Provided that an application is made reasonably early in proceedings, then summary judgment is much cheaper than going to trial. When advising you as to whether a summary judgment application is appropriate, we will be in a position to give you an estimate of the costs implications.
Attendance at court
There is no need for anybody from your company to attend court on a summary judgment application, although you are of course welcome to do so. As indicated above, the court will not hear any oral evidence which is why no attendance is required. However, at a trial all of your witnesses must attend the hearing which clearly will disrupt your business.
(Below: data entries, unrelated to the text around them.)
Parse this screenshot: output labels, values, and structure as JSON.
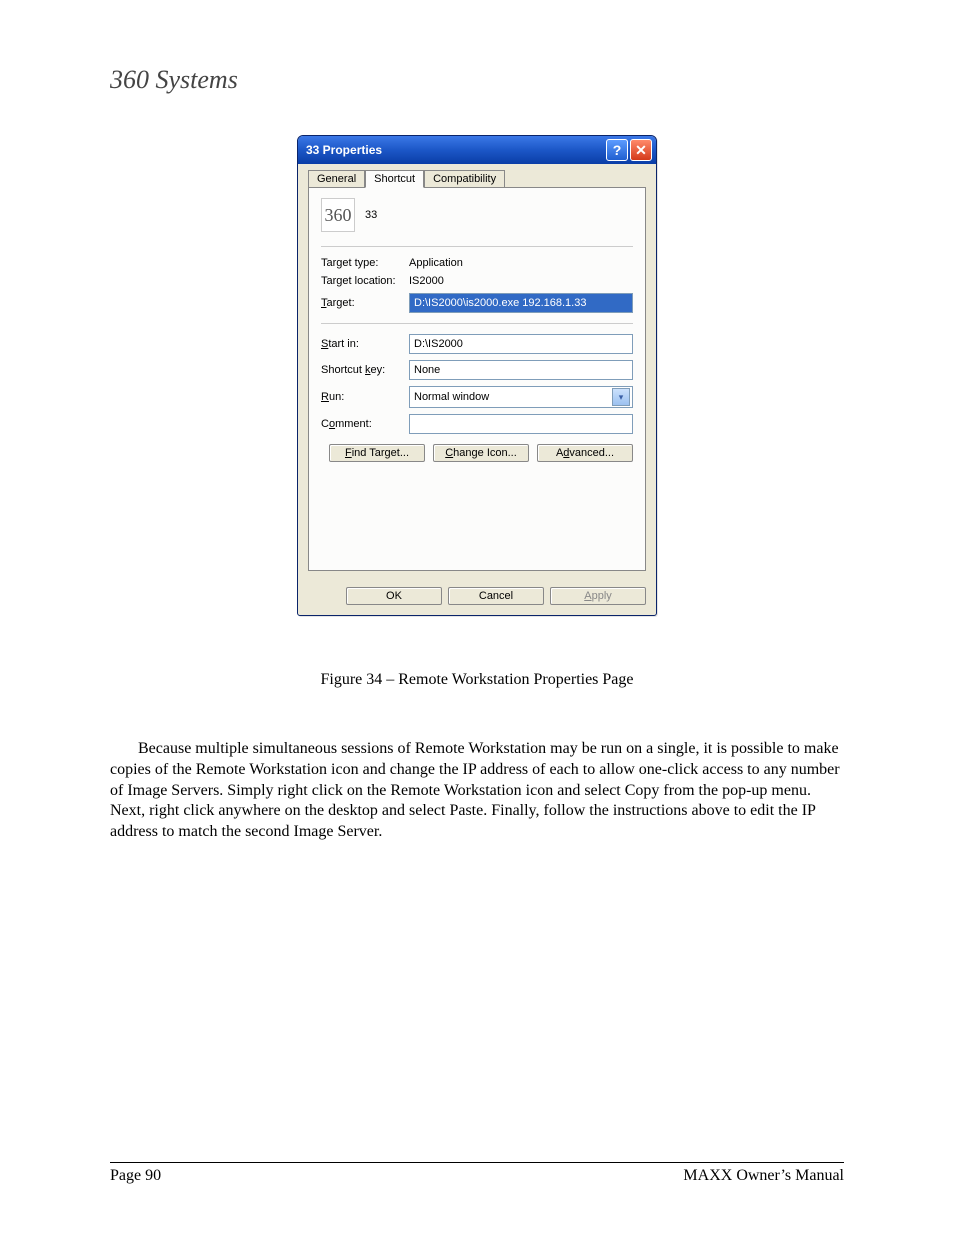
{
  "brand": "360 Systems",
  "dialog": {
    "title": "33 Properties",
    "help_label": "?",
    "close_label": "✕",
    "tabs": {
      "general": "General",
      "shortcut": "Shortcut",
      "compatibility": "Compatibility"
    },
    "shortcut_name": "33",
    "labels": {
      "target_type": "Target type:",
      "target_location": "Target location:",
      "target": "Target:",
      "start_in": "Start in:",
      "shortcut_key": "Shortcut key:",
      "run": "Run:",
      "comment": "Comment:"
    },
    "hot": {
      "t": "T",
      "s": "S",
      "k": "k",
      "r": "R",
      "o": "o"
    },
    "values": {
      "target_type": "Application",
      "target_location": "IS2000",
      "target": "D:\\IS2000\\is2000.exe 192.168.1.33",
      "start_in": "D:\\IS2000",
      "shortcut_key": "None",
      "run": "Normal window",
      "comment": ""
    },
    "buttons": {
      "find_target": "Find Target...",
      "change_icon": "Change Icon...",
      "advanced": "Advanced...",
      "ok": "OK",
      "cancel": "Cancel",
      "apply": "Apply"
    },
    "hot_btn": {
      "f": "F",
      "c": "C",
      "d": "d",
      "a": "A"
    }
  },
  "caption": "Figure 34 – Remote Workstation Properties Page",
  "paragraph": "Because multiple simultaneous sessions of Remote Workstation may be run on a single, it is possible to make copies of the Remote Workstation icon and change the IP address of each to allow one-click access to any number of Image Servers. Simply right click on the Remote Workstation icon and select Copy from the pop-up menu.  Next, right click anywhere on the desktop and select Paste.  Finally, follow the instructions above to edit the IP address to match the second Image Server.",
  "footer": {
    "left": "Page 90",
    "right": "MAXX Owner’s Manual"
  }
}
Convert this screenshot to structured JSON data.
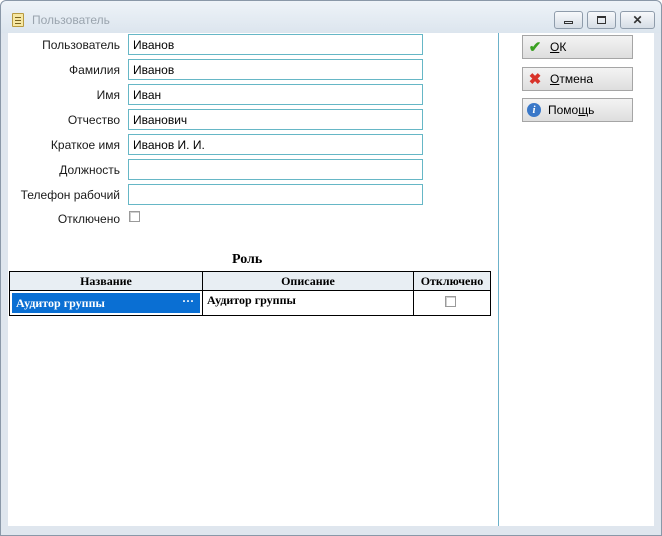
{
  "window": {
    "title": "Пользователь",
    "controls": {
      "minimize": "",
      "maximize": "",
      "close": "✕"
    }
  },
  "form": {
    "fields": [
      {
        "label": "Пользователь",
        "value": "Иванов"
      },
      {
        "label": "Фамилия",
        "value": "Иванов"
      },
      {
        "label": "Имя",
        "value": "Иван"
      },
      {
        "label": "Отчество",
        "value": "Иванович"
      },
      {
        "label": "Краткое имя",
        "value": "Иванов И. И."
      },
      {
        "label": "Должность",
        "value": ""
      },
      {
        "label": "Телефон рабочий",
        "value": ""
      }
    ],
    "disabled": {
      "label": "Отключено",
      "checked": false
    }
  },
  "roles": {
    "title": "Роль",
    "columns": [
      "Название",
      "Описание",
      "Отключено"
    ],
    "rows": [
      {
        "name": "Аудитор группы",
        "description": "Аудитор группы",
        "disabled": false,
        "ellipsis": "···"
      }
    ]
  },
  "buttons": {
    "ok": {
      "label_first": "О",
      "label_rest": "К"
    },
    "cancel": {
      "label_first": "О",
      "label_rest": "тмена"
    },
    "help": {
      "label_first": "П",
      "label_mid": "омо",
      "label_u": "щ",
      "label_end": "ь"
    }
  }
}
The disadvantages of Summary Judgment
Will it succeed?
The main disadvantage of summary judgment is that a Defendant need only create a smokescreen in order to successfully avoid summary judgment. The court will not analyse the issues in any great detail and so an application will only be successful if a case is overwhelmingly in your favour.
Costs if unsuccessful
If you lose the summary judgment application, then it is likely that you will be ordered to pay your opponent’s costs, usually within 14 days. If you do lose, then the case will still proceed to trial in the normal way but even if you are ultimately successful at trial you will have lost both your own costs of the summary judgment and any costs that you are ordered to pay to the Defendant.
Costs even if successful
If your application does succeed, then the court rules provide that unless the court is satisfied that the Defendant has behaved unreasonably, then the costs to be recovered against the Defendant are limited to £350. Save for the most straightforward of applications, the costs of a summary judgment application are likely to be much higher than this. Whilst we will argue that the Defendant ought to pay all of your costs, it does differ significantly from Judge to Judge as to what is considered to be unreasonable behaviour by a Defendant. There may therefore be some shortfall in the costs you recover although this shortfall is likely to be significantly less than the potential shortfall if the matter proceeds all the way to trial.
Summary Judgment is a very useful device for dealing with defences which are spurious. In every debt claim we deal with, we will consider whether or not summary judgment is appropriate and advise you accordingly.